Fisa’s chief executive, Louis van Vuren, said the inclusion of trustees in the definition of “beneficial owner” of a trust was in conflict with the role of a trustee as envisaged by the existing definition of a “trust” in the Trust Property Control Act. The bill does not propose to amend the definition of a “trust”. A trustee, in South African law, does not hold trust property for his or her own benefit but for the benefit of another person. Therefore, a trustee can never be the “beneficial owner” of the trust property.

“We have no problem with the apparent aim of increased oversight over trust assets under certain conditions, but it would appear that the drafters of the bill have simply lifted the term from foreign legislation without regard for the existing trust law in South Africa,” Van Vuren said.

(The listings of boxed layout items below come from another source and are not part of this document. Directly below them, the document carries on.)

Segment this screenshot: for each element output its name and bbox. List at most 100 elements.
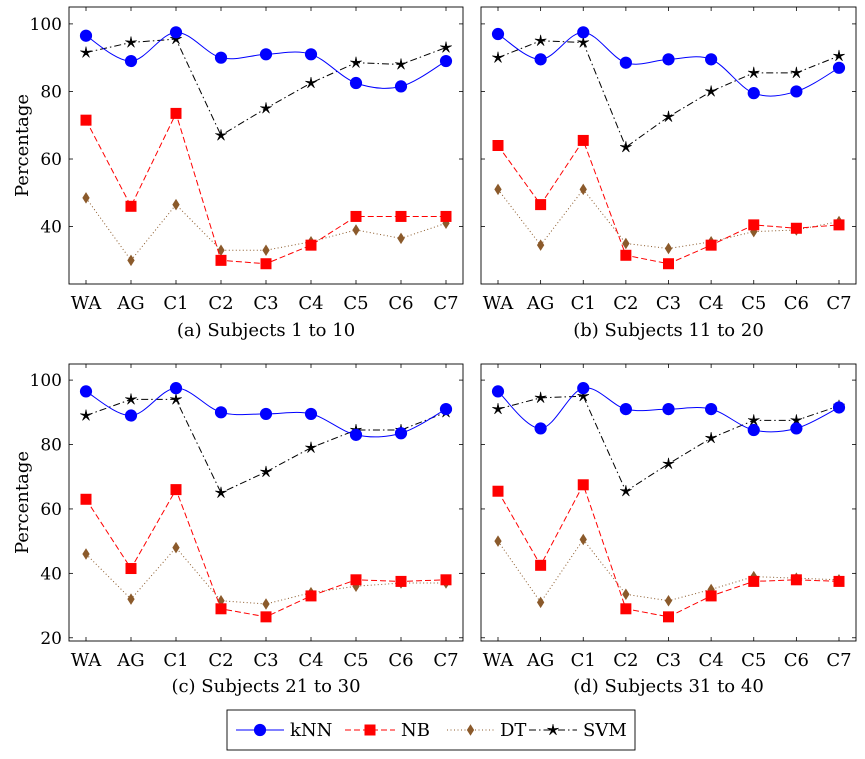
data-point-dt-ag: [127, 593, 135, 605]
series-line-nb: [85, 488, 447, 618]
x-tick-label: AG: [116, 293, 144, 314]
x-tick-label: C4: [699, 293, 724, 314]
data-point-knn-c6: [394, 427, 408, 440]
data-point-knn-c5: [349, 428, 363, 441]
data-point-svm-c3: [260, 102, 272, 114]
data-point-svm-wa: [80, 46, 92, 58]
data-point-dt-c1: [172, 541, 180, 554]
data-point-nb-c1: [577, 134, 589, 146]
data-point-dt-wa: [82, 548, 90, 560]
data-point-dt-c3: [262, 598, 270, 610]
data-point-dt-c3: [262, 244, 270, 256]
data-point-svm-c2: [215, 129, 227, 141]
data-point-nb-c2: [215, 603, 227, 615]
y-tick-label: 60: [40, 150, 62, 170]
x-tick-label: C4: [699, 650, 724, 671]
chart-panel-2: WA AG C1 C2 C3 C4 C5 C6 C7: [480, 6, 857, 314]
data-point-knn-c3: [259, 48, 273, 61]
data-point-nb-c2: [620, 603, 632, 615]
data-point-dt-ag: [536, 596, 545, 609]
x-tick-label: C3: [253, 293, 278, 314]
data-point-nb-c5: [748, 219, 760, 231]
data-point-dt-wa: [494, 535, 502, 547]
x-tick-label: C7: [433, 650, 458, 671]
x-tick-label: AG: [116, 650, 144, 671]
series-line-dt: [497, 188, 840, 250]
data-point-nb-ag: [125, 200, 137, 212]
x-tick-label: WA: [71, 650, 103, 671]
legend-label-dt: DT: [500, 720, 526, 741]
data-point-nb-c6: [395, 210, 407, 222]
data-point-nb-c4: [305, 590, 317, 602]
x-tick-label: C1: [571, 293, 596, 314]
data-point-svm-c4: [305, 76, 317, 89]
y-axis-label: Percentage: [12, 451, 33, 554]
data-point-svm-c7: [440, 41, 452, 53]
y-tick-label: 20: [40, 629, 62, 649]
data-point-knn-ag: [124, 54, 138, 68]
panel-caption: (d) Subjects 31 to 40: [573, 676, 764, 697]
y-tick-label: 100: [30, 371, 62, 391]
data-point-svm-c4: [705, 432, 717, 444]
series-line-nb: [85, 112, 446, 265]
x-tick-label: C2: [208, 650, 233, 671]
data-point-svm-c1: [577, 390, 590, 402]
x-tick-label: C4: [298, 650, 323, 671]
x-tick-label: C5: [741, 650, 766, 671]
data-point-knn-c5: [349, 76, 363, 90]
x-tick-label: AG: [526, 293, 554, 314]
data-point-dt-c3: [664, 594, 673, 607]
y-tick-label: 40: [40, 218, 62, 238]
data-point-knn-c7: [832, 61, 846, 74]
x-tick-label: C2: [613, 650, 638, 671]
y-tick-label: 60: [40, 500, 62, 520]
data-point-svm-ag: [125, 393, 137, 405]
x-tick-label: C7: [826, 293, 851, 314]
data-point-nb-c1: [577, 479, 589, 491]
data-point-knn-c7: [832, 401, 846, 414]
x-tick-label: C5: [343, 650, 368, 671]
y-tick-label: 40: [40, 564, 62, 584]
x-tick-label: C6: [784, 293, 809, 314]
chart-panel-4: WA AG C1 C2 C3 C4 C5 C6 C7: [480, 363, 857, 671]
data-point-svm-c2: [620, 141, 632, 153]
data-point-knn-wa: [79, 385, 93, 398]
data-point-knn-c4: [705, 402, 718, 416]
data-point-svm-wa: [492, 51, 504, 63]
data-point-nb-wa: [492, 485, 504, 497]
data-point-knn-c2: [214, 406, 228, 419]
legend-marker-dt: [466, 724, 475, 736]
x-tick-label: C1: [571, 650, 596, 671]
x-tick-label: C1: [163, 650, 188, 671]
data-point-knn-c5: [747, 423, 760, 437]
data-point-knn-wa: [79, 29, 93, 42]
data-point-knn-c4: [304, 407, 318, 421]
data-point-nb-ag: [125, 563, 137, 575]
data-point-knn-wa: [491, 27, 505, 41]
x-tick-label: WA: [483, 650, 515, 671]
legend-marker-svm: [547, 723, 559, 736]
data-point-knn-c7: [439, 54, 453, 68]
data-point-svm-c4: [705, 85, 717, 97]
data-point-knn-c2: [619, 56, 632, 69]
data-point-svm-ag: [534, 391, 547, 403]
data-point-dt-c2: [622, 588, 630, 601]
legend-label-svm: SVM: [583, 720, 627, 741]
data-point-nb-c6: [790, 222, 802, 234]
data-point-svm-c4: [305, 441, 317, 453]
panel-caption: (a) Subjects 1 to 10: [177, 320, 355, 341]
data-point-nb-c3: [663, 258, 674, 270]
data-point-knn-c1: [169, 26, 183, 39]
data-point-svm-c5: [747, 414, 760, 426]
data-point-knn-c1: [577, 382, 590, 395]
y-tick-label: 80: [40, 82, 62, 102]
data-point-svm-c3: [662, 457, 675, 469]
x-tick-label: C6: [388, 650, 413, 671]
x-tick-label: C1: [163, 293, 188, 314]
data-point-svm-ag: [534, 34, 547, 46]
data-point-knn-ag: [534, 422, 547, 435]
data-point-nb-c3: [260, 611, 272, 623]
data-point-nb-c2: [215, 254, 227, 266]
data-point-dt-ag: [536, 239, 545, 251]
data-point-nb-c5: [350, 574, 362, 586]
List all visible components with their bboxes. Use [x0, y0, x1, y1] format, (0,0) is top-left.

“The definition has ambiguities and is phrased in such a way as to create confusion and potentially make criminals out of those simply fulfilling their fiduciary duty.”

The proposed changes may open the door for premature vesting of certain rights of trust beneficiaries, will encroach on the discretion afforded to trustees, and severely limit the existing rights of trustees and the founder of a trust, he said.

Fisa’s submission pointed out that trusts do not have legal personality in South African law, whereas some of the proposed amendments seem to work from the assumption that they do.

He said Fisa was disappointed that it was not consulted about the amendments, because the organisation has discussed the matter with the Financial Intelligence Centre (FIC) over several years.

 

Alternative proposals

Fisa does not deny that trusts are sometimes abused, and this may include money laundering and the financing of terrorism, Van Vuren said.

However, there was another way of achieving the desired oversight without jeopardising the legal position and fiduciary duty of trustees. This could be done by amending the Trust Property Control Act to:

  • Exclude a trustee from the definition of “beneficial ownership”, because a trustee is not a beneficial owner of a trust; and
  • Place on trustees reasonable duties of oversight over the individuals involved in the trust, perhaps by amplifying the definition of “trustee” and placing those duties on trustees.

 

FIC’s preliminary response

On Friday, Pieter Smit, the FIC’s executive manager: legal and policy, told the National Assembly’s Standing Committee on Finance that National Treasury and the FIC will ascertain whether the terms in the amendment bill can be adjusted to take account of the realities of South African trust law.

The FIC realised that it faced “a conundrum” in trying to make the concept of beneficial ownership fit into this country’s trust law.

He said it recognised that a trust itself is not something that is susceptible to being owned in the same way that a company can be owned.

The intention of the proposed definition was not to imply any additional entitlements or ownership, but to find a term that could be linked to the transparency requirements of the Financial Action Task Force’s standards, Smit said.